Tapi ada juga yang tidak saya senangi darinya. Polem suka memberi kesimpulan aneh dari pertanyaan-pertanyaannya itu. Kemarin saja misalnya. Saya ajak dia ke Banda Aceh. Di luar dugaan saya, Polem sontak takjub.
"Mobil ini bagus-bagus semua! Ini berapa harganya ni?" Saya langsung menepuk jidat sendiri. "Ini tidak dijual, Polem. Ini mobil punya mahasiswa."
"Ini kampus? Universitas? Bukannya showroom?" Polem melongo dan mengedipkan mata beberapa kali. "Aduh, Polem jangan gede-gede suara. Malu didengar orang. Ini bukan showroom. Ini universitas."
"Beda universitas dengan showroom apa?" Tanya Polem lagi. Saya menghela nafas. "Coba Polem tebak!

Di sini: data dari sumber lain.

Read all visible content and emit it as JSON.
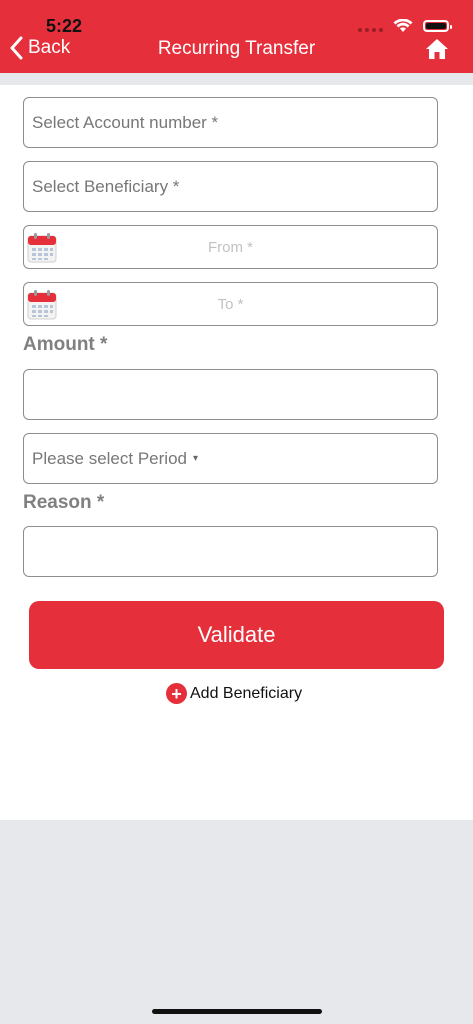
{
  "status_bar": {
    "time": "5:22"
  },
  "header": {
    "back_label": "Back",
    "title": "Recurring Transfer"
  },
  "form": {
    "account_placeholder": "Select Account number *",
    "beneficiary_placeholder": "Select Beneficiary *",
    "from_placeholder": "From *",
    "to_placeholder": "To *",
    "amount_label": "Amount *",
    "amount_value": "",
    "period_placeholder": "Please select Period",
    "period_caret": "▾",
    "reason_label": "Reason *",
    "reason_value": ""
  },
  "actions": {
    "validate_label": "Validate",
    "add_beneficiary_label": "Add Beneficiary",
    "add_icon_glyph": "+"
  },
  "colors": {
    "accent": "#e5303b",
    "background": "#e7e8ec"
  }
}
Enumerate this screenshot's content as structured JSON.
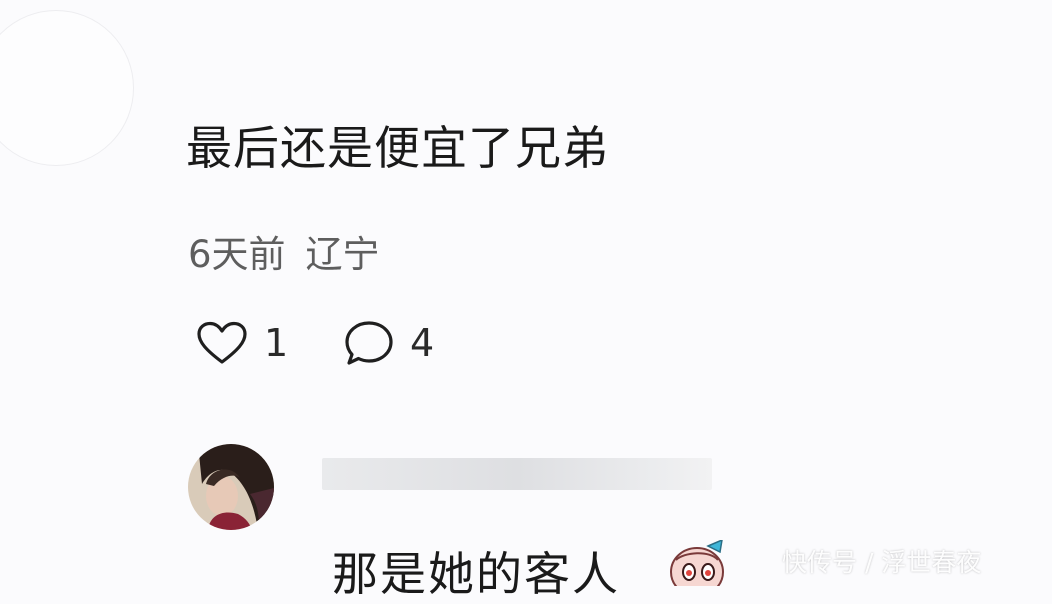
{
  "comment": {
    "text": "最后还是便宜了兄弟",
    "time": "6天前",
    "location": "辽宁",
    "like_count": "1",
    "reply_count": "4",
    "icons": {
      "like": "heart-outline-icon",
      "reply": "speech-bubble-icon"
    }
  },
  "reply": {
    "text": "那是她的客人",
    "emoji": "cartoon-face-emoji"
  },
  "watermark": "快传号 / 浮世春夜",
  "colors": {
    "background": "#fbfbfd",
    "text": "#1a1a1a",
    "meta": "#5e5e5e"
  }
}
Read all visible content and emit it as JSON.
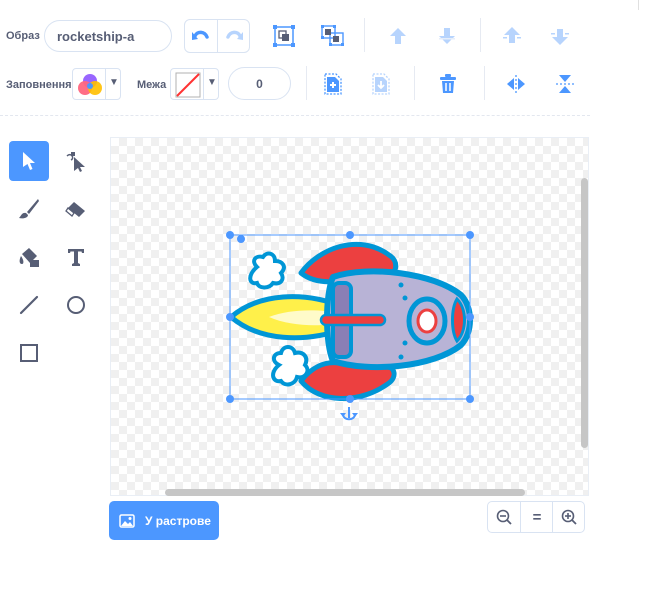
{
  "toolbar": {
    "costume_label": "Образ",
    "costume_name": "rocketship-a",
    "fill_label": "Заповнення",
    "outline_label": "Межа",
    "outline_width": "0",
    "buttons": [
      "undo-icon",
      "redo-icon",
      "group-icon",
      "ungroup-icon",
      "forward-icon",
      "backward-icon",
      "front-icon",
      "back-icon",
      "copy-icon",
      "paste-icon",
      "delete-icon",
      "flip-horizontal-icon",
      "flip-vertical-icon"
    ]
  },
  "tools": [
    "select",
    "reshape",
    "brush",
    "eraser",
    "fill",
    "text",
    "line",
    "circle",
    "rectangle"
  ],
  "canvas": {
    "selected_tool": "select"
  },
  "footer": {
    "bitmap_button_label": "У растрове",
    "zoom_reset_label": "="
  },
  "colors": {
    "accent": "#4c97ff",
    "text": "#575e75",
    "rocket_outline": "#0096d6",
    "rocket_body": "#b8b3d6",
    "rocket_red": "#ec4040",
    "flame_yellow": "#fff04a"
  }
}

Kira-kira perbedaannya apa?" Polem memutar bola mata ke atas dan mengetuk-ngetuk bibirnya dengan telunjuk. Ia mulai berpikir.
"Saya tahu..! saya tahu..! Kalau showroom, tempat pamer mobil untuk dijual. Kalau universitas, tempat pamer mobil tapi mobilnya nggak dijual" Polem tertawa menang. "Betul kan?"
"Hmm... ada benarnya juga sih. Tapi jangan gede-gede suara Polem. Kalau kedengaran, mereka bisa tersinggung. Tapi yang jelas mereka memang orang-orang berkelas, Polem. Anak orang kaya semua."
"Orang berkelas itu bukannya orang yang mampu menghasilkan sesuatu? Kami tiap tahun menghasilkan padi, menanam tomat, semangka, ada juga yang jahit baju, bikin tampi, bikin rumah. Kami produktif. Kalau mereka, apa yang mereka hasilkan?" Polem tampak penasaran. Mulutnya terbuka.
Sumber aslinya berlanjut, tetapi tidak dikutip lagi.